Les islamistes ont visiblement compris que si ces révolutions n'ont pas été faites en leur nom, l'heure est venue pour eux d'agir. Et d'en tirer tout le bénéfice possible. En utilisant au mieux leurs atouts – capacité d'organisation, argent, soutien bienveillant des Anglo-Américains – ils vont pouvoir prendre le pouvoir politique, comme en Tunisie aujourd'hui, en Egypte ou en Libye demain. Le tout, en affrontant, au sein de leur propre camp, les critiques et l'action gênantes des salafistes.
Ainsi donc, les exigences économiques occidentales modernes (l'exploitation pétrolière) imposent aux Arabes d'aujourd'hui ce que l'exploitation coloniale leur avait imposé il y a un siècle. Les puissances occidentales contrôlent maintenant la quasi-totalité du pétrole arabe, grâce à des régimes compradores, installés du Golfe à l'Atlantique. La seule exception est l'Algérie, car la prise du pouvoir islamiste y a été contrée par l'ANP (Armée nationale populaire), à un prix extrêmement élevé.
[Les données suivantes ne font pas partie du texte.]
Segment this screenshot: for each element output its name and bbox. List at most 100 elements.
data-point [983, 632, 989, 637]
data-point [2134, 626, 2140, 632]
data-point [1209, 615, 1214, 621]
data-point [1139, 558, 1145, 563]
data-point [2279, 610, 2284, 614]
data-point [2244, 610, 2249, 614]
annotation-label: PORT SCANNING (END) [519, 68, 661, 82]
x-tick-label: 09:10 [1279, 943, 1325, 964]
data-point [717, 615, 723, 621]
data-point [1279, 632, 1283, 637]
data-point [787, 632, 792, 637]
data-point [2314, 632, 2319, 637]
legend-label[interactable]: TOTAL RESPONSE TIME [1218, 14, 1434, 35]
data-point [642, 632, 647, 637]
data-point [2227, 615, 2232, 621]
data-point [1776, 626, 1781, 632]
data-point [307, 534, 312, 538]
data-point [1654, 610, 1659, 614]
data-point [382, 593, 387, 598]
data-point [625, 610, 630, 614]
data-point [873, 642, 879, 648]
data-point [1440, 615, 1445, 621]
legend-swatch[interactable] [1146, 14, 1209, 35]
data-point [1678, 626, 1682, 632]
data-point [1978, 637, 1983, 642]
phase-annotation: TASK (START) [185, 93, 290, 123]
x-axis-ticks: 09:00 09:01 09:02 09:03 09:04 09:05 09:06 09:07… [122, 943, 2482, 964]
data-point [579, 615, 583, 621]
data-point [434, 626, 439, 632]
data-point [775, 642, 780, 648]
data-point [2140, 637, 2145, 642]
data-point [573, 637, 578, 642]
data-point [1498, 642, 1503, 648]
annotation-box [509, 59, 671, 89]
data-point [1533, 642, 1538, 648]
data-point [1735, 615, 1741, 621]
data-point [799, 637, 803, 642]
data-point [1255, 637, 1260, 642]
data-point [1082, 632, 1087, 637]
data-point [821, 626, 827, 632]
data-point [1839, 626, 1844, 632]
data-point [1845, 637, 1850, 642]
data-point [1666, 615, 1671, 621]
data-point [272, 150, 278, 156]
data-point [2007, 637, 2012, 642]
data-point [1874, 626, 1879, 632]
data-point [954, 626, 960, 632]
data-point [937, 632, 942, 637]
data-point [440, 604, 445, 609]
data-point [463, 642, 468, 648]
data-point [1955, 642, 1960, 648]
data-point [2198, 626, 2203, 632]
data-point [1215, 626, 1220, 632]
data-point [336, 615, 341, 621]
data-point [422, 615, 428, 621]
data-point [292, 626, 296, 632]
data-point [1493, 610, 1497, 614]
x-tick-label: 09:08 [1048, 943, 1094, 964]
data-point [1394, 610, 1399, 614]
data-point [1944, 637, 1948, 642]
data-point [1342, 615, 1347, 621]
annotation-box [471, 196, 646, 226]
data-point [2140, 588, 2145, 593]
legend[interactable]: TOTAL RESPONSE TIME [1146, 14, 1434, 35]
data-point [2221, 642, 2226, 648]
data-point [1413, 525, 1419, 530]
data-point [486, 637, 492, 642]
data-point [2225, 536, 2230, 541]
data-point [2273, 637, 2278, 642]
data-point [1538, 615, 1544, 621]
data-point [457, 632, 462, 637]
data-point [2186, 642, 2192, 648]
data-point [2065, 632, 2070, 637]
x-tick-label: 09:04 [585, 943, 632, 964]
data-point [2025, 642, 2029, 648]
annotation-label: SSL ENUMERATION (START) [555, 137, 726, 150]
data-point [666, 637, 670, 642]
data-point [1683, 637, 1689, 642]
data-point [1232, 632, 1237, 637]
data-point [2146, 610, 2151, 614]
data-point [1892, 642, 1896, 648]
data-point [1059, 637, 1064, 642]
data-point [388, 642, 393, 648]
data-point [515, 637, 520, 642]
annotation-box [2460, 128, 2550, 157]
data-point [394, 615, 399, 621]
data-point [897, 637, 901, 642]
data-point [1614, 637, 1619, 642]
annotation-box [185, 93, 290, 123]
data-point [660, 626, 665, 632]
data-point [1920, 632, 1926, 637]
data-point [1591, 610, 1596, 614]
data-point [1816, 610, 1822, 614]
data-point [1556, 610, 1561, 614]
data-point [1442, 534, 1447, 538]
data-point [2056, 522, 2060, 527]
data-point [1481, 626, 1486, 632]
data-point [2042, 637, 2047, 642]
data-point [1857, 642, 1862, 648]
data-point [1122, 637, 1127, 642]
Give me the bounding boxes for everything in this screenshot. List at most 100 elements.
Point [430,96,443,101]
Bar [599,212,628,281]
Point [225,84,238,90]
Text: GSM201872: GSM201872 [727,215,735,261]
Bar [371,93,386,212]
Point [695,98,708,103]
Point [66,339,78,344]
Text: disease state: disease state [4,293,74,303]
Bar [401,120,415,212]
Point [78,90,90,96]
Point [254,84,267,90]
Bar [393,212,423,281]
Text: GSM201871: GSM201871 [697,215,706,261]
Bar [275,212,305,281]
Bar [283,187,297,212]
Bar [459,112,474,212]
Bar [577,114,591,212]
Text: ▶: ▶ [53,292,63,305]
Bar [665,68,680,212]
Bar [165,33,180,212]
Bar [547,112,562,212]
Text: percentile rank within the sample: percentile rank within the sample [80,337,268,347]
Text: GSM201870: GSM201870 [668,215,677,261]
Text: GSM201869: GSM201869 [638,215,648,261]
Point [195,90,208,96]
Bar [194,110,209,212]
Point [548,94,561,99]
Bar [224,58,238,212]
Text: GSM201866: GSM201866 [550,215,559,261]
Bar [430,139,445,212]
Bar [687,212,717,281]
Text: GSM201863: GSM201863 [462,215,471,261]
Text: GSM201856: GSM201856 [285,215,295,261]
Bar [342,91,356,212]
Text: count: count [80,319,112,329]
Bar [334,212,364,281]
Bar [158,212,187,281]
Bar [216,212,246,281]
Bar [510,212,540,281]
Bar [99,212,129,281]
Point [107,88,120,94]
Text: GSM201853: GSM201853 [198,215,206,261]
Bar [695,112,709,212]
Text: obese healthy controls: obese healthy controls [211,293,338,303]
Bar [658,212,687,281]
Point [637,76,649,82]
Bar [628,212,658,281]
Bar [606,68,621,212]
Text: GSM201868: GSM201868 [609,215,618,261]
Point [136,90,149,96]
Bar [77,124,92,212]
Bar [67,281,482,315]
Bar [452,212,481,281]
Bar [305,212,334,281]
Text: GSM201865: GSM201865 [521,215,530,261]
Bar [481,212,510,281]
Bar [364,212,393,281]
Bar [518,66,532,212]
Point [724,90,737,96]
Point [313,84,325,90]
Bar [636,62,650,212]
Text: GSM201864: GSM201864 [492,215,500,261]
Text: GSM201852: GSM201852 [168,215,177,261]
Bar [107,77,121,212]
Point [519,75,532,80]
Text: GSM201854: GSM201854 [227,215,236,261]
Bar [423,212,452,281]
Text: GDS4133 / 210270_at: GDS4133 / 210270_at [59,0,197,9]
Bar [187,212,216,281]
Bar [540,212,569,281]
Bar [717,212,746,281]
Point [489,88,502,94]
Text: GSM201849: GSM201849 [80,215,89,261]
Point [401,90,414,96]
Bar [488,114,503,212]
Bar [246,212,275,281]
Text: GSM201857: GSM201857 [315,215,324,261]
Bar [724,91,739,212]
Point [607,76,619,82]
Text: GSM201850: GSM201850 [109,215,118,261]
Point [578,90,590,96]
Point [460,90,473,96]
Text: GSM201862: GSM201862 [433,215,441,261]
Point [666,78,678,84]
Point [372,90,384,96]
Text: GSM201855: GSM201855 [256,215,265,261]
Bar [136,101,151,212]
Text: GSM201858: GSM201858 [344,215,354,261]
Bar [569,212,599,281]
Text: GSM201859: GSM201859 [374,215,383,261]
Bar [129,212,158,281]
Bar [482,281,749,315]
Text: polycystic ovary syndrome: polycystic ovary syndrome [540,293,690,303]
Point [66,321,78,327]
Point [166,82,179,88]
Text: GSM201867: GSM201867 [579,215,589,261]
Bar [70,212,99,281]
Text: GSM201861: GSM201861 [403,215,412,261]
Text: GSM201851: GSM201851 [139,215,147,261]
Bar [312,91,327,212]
L'avenir proche, dans le monde arabe, sera sans doute déterminé, au terme d'un débat politique, violent ou pacifique, entre les militaires, les islamistes et les restes des régimes déchus, sous la surveillance vigilante des puissances occidentales. Dans cette hypothèse, la défaite de protestataires du printemps arabe paraît consommée. Un hiver long et rigoureux s'annonce. Retour à la case départ.